Why have the commentators posed that question at all if everything was golden with American players?

Your counter-argument about numbers of slams is answered in this way: do you think Roddick wants his career to end with only one slam? If the answer is "no," then we have to question WHY he has suffered--and i'm not really buying the:



..statement, as Sampras was fast being considered that while playing, but it never stopped Agassi from winning more than a single slam during that period.

So again, what is the problem with American male players (combining all aforementioned charges)?




Want to know the problem? Since 2005, it has been the Nadal and Federer show, still running. Do you know what it took for them to get knocked out? It took Federer getting mono in 2008, an onfire Safin in 2005, and Tsonga playing some of the best tennis of his life in 2008.

jamesblakefan#1
06-21-2009, 11:27 AM
You are missing the OP's charge and developing points relevant to the OP: Why are the American men lacking passion--and as others added--talent and results?

I think it's short sighted to think that passion = slams. To say Fed only wins b/c he's the most passionate, and not b/c of his supreme talent for the game is wrong. You don't think that the guys fighting to stay in the top 100 and make the main draws of slams have the same passion for the game as the Federers and Samprases of the world? It's not just passion that brings success. I could see saying "Oh, I'd like to see more passion from the Americans" But equating lack of passion to a lack of results and slams is not right. Passion does not equal slams. It helps, but is not the sole factor or even a major factor.

THUNDERVOLLEY
06-21-2009, 05:47 PM
I think it's short sighted to think that passion = slams. To say Fed only wins b/c he's the most passionate, and not b/c of his supreme talent for the game is wrong. You don't think that the guys fighting to stay in the top 100 and make the main draws of slams have the same passion for the game as the Federers and Samprases of the world? It's not just passion that brings success. I could see saying "Oh, I'd like to see more passion from the Americans" But equating lack of passion to a lack of results and slams is not right. Passion does not equal slams. It helps, but is not the sole factor or even a major factor.

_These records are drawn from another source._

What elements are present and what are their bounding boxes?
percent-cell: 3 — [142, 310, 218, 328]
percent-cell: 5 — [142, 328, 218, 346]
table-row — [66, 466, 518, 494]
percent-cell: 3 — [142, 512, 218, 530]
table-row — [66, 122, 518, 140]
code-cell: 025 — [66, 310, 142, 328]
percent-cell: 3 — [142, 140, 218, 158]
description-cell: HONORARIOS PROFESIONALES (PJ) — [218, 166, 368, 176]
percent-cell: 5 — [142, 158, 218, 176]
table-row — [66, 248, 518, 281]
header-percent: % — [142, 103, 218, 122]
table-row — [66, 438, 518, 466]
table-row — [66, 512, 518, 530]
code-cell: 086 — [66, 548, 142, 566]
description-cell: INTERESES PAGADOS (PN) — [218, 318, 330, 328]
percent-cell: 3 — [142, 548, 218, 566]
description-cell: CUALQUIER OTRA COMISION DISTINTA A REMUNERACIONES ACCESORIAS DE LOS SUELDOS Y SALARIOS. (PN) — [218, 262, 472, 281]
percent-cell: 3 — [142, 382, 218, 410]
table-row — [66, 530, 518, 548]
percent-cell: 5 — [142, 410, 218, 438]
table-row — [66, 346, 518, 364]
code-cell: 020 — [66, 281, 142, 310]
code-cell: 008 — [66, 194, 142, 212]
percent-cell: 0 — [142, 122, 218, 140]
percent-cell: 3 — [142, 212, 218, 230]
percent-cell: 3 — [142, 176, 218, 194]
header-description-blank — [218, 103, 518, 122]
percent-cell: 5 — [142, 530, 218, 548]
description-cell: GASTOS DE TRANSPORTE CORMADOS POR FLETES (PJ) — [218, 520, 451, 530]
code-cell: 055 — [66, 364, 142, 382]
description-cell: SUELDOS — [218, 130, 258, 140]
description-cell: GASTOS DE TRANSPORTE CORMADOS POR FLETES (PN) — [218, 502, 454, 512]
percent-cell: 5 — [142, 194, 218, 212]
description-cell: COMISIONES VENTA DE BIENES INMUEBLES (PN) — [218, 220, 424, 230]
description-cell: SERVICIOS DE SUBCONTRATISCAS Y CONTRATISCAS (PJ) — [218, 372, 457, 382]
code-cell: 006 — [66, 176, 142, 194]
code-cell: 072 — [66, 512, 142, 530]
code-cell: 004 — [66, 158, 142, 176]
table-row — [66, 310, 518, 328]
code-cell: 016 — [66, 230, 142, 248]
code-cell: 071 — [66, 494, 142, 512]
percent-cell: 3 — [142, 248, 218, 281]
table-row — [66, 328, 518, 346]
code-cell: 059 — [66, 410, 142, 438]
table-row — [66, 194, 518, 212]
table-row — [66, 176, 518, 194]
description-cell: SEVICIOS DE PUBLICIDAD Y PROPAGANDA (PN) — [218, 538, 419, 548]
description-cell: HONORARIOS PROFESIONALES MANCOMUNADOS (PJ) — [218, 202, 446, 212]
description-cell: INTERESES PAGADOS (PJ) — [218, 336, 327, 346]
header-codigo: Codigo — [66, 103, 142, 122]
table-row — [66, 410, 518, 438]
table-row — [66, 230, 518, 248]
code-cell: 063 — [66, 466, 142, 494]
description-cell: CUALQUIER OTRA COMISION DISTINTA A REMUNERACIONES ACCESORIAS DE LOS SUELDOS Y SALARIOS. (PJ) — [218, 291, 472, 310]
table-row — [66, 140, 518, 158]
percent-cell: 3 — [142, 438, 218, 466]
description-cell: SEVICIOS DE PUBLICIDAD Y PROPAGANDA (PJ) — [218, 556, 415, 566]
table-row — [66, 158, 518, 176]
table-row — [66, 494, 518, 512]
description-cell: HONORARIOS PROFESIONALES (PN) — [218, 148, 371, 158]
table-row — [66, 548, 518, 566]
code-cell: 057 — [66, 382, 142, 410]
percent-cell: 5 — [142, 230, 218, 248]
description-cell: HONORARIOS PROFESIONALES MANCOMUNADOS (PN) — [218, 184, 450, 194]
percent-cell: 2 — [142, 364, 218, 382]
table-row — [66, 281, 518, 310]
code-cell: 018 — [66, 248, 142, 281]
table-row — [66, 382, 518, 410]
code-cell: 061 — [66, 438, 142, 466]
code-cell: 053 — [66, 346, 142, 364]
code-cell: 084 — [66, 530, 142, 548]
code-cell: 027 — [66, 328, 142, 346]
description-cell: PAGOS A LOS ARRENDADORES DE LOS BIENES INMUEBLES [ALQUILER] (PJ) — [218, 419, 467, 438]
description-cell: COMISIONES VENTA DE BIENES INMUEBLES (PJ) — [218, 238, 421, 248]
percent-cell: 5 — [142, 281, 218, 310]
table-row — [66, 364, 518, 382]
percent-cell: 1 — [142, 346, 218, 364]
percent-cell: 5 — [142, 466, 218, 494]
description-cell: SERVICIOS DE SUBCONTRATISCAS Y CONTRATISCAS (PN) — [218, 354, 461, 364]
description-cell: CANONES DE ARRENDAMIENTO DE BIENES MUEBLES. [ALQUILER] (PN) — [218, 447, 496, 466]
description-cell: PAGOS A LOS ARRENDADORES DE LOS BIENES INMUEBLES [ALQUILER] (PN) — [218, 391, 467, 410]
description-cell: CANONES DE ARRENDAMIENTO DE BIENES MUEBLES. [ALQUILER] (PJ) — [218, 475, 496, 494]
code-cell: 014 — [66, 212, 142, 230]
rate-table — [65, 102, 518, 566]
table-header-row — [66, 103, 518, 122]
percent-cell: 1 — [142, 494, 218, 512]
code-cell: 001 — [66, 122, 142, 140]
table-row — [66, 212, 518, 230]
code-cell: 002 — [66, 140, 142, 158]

If you remember, I commented often on the talent factor in this thread when talking about past players, because I also realize a special talent (not just hard work alone--as mentioned earlier) is required to rise above the rest.

There is something to be said about history's most talented male players and their passion compared to those not on their level. One could argue that once a player knows what it means to have special talent enhanced ability, that knowledge only increases the passion--the thrill of pitting that talent against all comers, knowing that he has the "goods" to accomplish much, particularly at the slams--inarguably, the driving goal of tennis careers.

Others appear not to share that talent/passion, and it shows in the American male players, who only continue to make commentators fans, et al, repeatedly ask this question, because there is a problem--and no, existing in Federer's era cannot be the culprit, as the Sampras example (previous post) proves.

Leublu tennis
06-22-2009, 01:08 AM
I don't understand this concept of a player using his "talent" to win matches...There is not such thing as a natural talent to play tennis. The talent is a result of the work he has put in off court...Nobody is born with a gift to play tennis...Its something that is worked on for long hours and honed overtime...

Well, I don't agree with you. I think all great athletes are born that way. Yes, you can go to the court for hours every day, hire a great coach but, if you haven't got it, you haven't got it and there is nothing you can do about it. I take one thing back. All talented athletes have to start training very early. Look how many begin tennis at 4, 5, or 6 years of age. But thats so that they can develop the skills that they will need later on in life.

THUNDERVOLLEY
06-22-2009, 09:28 AM
Well, Blake crashes again, and once again, Patrick McEnroe had a ready storehouse of excuses for his fellow American, when the real reason is one no one will ever approach on air.